The Queen Elizabeth II Botanic Park is a tropical outdoor garden and wildlife facility located on Grand Cayman. A green, colorful, respite tucked away from the hum of the city, it is a must-see for visitors on a Grand Cayman sightseeing tour. A great place to experience nature, birdwatching, and Cayman Islands heritage.
Named for Queen Elizabeth II, planning commenced in the 1980’s and on completion of the Woodland Trail in 1994, was officially inaugurated by the Queen. The Park comprises a huge lake, lush tropical feature gardens of native and endemic plantings, and a Habitat & Recovery Center for the endangered native Blue Iguana. Supported by the Cayman Islands Government and the National Trust, the aim of the Park is to preserve and display historically significant flora and fauna of the Cayman Islands.
Some key attractions that make the Queen Elizabeth II Botanic Park an enjoyable, informative, and contemplative places to visit in Grand Cayman are:
The primordial chunk of this park, the Woodland Trail exhibits an array of native flora of the Cayman Islands. The trail is about a mile in length, consisting of lush natural landscape and houses the Blue Iguana Habitat & Recovery Center. The Blue Iguana is on the endangered list and the park operates a recovery center aimed at rescue, preservation and increase of the specie population. It is the only location in the Cayman Islands where the endemic Blue Iguana can be observed.
The Heritage Garden is a showcase for the rich agricultural heritage and culture of the Cayman Islands. In the past and to some extent in the present, large-scale farms did not exist. Individual farmers cultivated their own small inland plots with crops for personal use. The main crops being plantains, bananas, cassava, sweet potatoes, corn, breadfruit, and yams, comprising the typical Caymanian diet. These were accompanied by fish, conch, lobster, whelks, pork, and beef, the latter traditionally reserved for important celebrations and calendar holidays.
The centerpiece of this garden is a replica of a Cayman gingerbread cottage, painted deep bright-hued tropical pinks, blues, greens, and white. It sits in a traditional Cayman sand yard paved with fresh powdery white sand, and foot paths outlined with beautiful pink queen conch shells. The sand yard also houses a Caboose-a small shed set apart from the main cottage for meal preparation and cooking. In the back yards, homemakers tended small vegetable and herb gardens. The remainder of a typical Cayman sand yard would have fruit trees such as mango, almond, breadfruit, ackee, bananas and plantains, guinep, sweet & sour-sop, and naseberry.
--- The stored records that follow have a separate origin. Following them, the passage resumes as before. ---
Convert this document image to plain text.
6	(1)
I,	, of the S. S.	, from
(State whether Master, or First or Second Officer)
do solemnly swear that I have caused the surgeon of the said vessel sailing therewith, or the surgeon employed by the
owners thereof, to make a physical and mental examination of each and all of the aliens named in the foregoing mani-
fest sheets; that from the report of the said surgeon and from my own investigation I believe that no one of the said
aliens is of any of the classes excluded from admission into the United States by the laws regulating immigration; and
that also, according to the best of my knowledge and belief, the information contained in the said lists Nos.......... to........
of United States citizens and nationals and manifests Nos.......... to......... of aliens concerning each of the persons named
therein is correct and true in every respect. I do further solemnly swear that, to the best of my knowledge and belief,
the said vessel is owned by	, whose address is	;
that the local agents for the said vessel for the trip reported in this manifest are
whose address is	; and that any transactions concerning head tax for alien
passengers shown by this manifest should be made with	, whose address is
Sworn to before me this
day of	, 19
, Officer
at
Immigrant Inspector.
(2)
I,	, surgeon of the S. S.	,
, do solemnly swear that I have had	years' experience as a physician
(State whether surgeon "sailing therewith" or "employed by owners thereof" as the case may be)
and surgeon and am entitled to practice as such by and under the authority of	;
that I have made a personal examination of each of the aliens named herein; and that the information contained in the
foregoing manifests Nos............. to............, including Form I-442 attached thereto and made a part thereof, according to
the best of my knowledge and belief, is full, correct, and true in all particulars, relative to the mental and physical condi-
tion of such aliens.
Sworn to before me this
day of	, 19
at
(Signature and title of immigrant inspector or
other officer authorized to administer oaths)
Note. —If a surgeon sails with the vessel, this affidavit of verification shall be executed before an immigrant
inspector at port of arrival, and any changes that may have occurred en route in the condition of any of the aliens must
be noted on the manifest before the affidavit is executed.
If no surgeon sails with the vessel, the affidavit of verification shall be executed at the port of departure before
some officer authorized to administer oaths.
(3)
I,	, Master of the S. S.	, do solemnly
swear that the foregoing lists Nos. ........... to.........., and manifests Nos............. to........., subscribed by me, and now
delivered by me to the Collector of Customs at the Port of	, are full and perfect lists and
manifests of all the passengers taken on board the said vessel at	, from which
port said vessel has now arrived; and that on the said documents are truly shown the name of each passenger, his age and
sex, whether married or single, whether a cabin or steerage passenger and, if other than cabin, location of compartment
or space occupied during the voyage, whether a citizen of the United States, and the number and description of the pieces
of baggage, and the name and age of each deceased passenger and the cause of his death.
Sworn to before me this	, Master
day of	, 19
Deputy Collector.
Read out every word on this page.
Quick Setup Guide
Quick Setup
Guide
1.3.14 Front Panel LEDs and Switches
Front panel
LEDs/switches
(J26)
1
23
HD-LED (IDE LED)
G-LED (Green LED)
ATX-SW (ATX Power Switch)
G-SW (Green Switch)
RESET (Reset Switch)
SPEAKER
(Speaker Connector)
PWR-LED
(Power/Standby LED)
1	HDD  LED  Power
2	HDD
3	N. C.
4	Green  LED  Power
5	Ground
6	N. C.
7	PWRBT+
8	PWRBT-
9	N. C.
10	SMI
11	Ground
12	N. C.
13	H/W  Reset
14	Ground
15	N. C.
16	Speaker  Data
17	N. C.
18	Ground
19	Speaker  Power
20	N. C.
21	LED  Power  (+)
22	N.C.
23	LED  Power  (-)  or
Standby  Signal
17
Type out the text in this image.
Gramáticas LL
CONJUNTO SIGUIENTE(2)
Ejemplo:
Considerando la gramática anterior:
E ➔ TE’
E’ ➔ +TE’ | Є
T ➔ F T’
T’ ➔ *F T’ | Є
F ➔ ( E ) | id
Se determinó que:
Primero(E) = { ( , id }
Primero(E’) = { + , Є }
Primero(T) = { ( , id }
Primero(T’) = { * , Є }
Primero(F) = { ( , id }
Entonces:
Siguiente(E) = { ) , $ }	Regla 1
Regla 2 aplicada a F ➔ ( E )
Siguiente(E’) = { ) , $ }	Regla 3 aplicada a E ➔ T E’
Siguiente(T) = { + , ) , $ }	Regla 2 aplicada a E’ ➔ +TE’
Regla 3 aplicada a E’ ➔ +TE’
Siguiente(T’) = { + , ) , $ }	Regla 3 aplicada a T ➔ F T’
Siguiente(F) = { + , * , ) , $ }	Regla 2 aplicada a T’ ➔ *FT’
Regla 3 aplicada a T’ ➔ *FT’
The Herb Garden features a wide variety of endemic and native medicinal herbs, shrubs, and trees and aromatic herbs used in cooking in the old days.
The Floral Garden comprises a wide, vibrant, colorful, tropical collection of native and endemic flowers such as flamboyant, oleander, and frangipani to name a few, that still beautify the yards and landscape on all three islands today.
The Butterfly Garden’s main attraction is the approximately 56 colorful species of butterflies that flit about freely among trees and shrub, specifically handpicked and cultivated to attract them.
Adjoining the Floral Color Garden pictured below, is a huge lake covering and area of approximately 3 acres. Filled with aquatic plants, the lake provides a natural home for birds and other small fauna, and is an attractive spot for picnickers, and photographers.
The beautiful, colorful, scenic Queen Elizabeth II Botanic Park is a quiet contemplative nature park replete with exotic tropical flora, fauna and island history. Be sure to include it and other natural local attractions on Grand Cayman such as the Cayman Crystal Caves and Hell in your tour itinerary.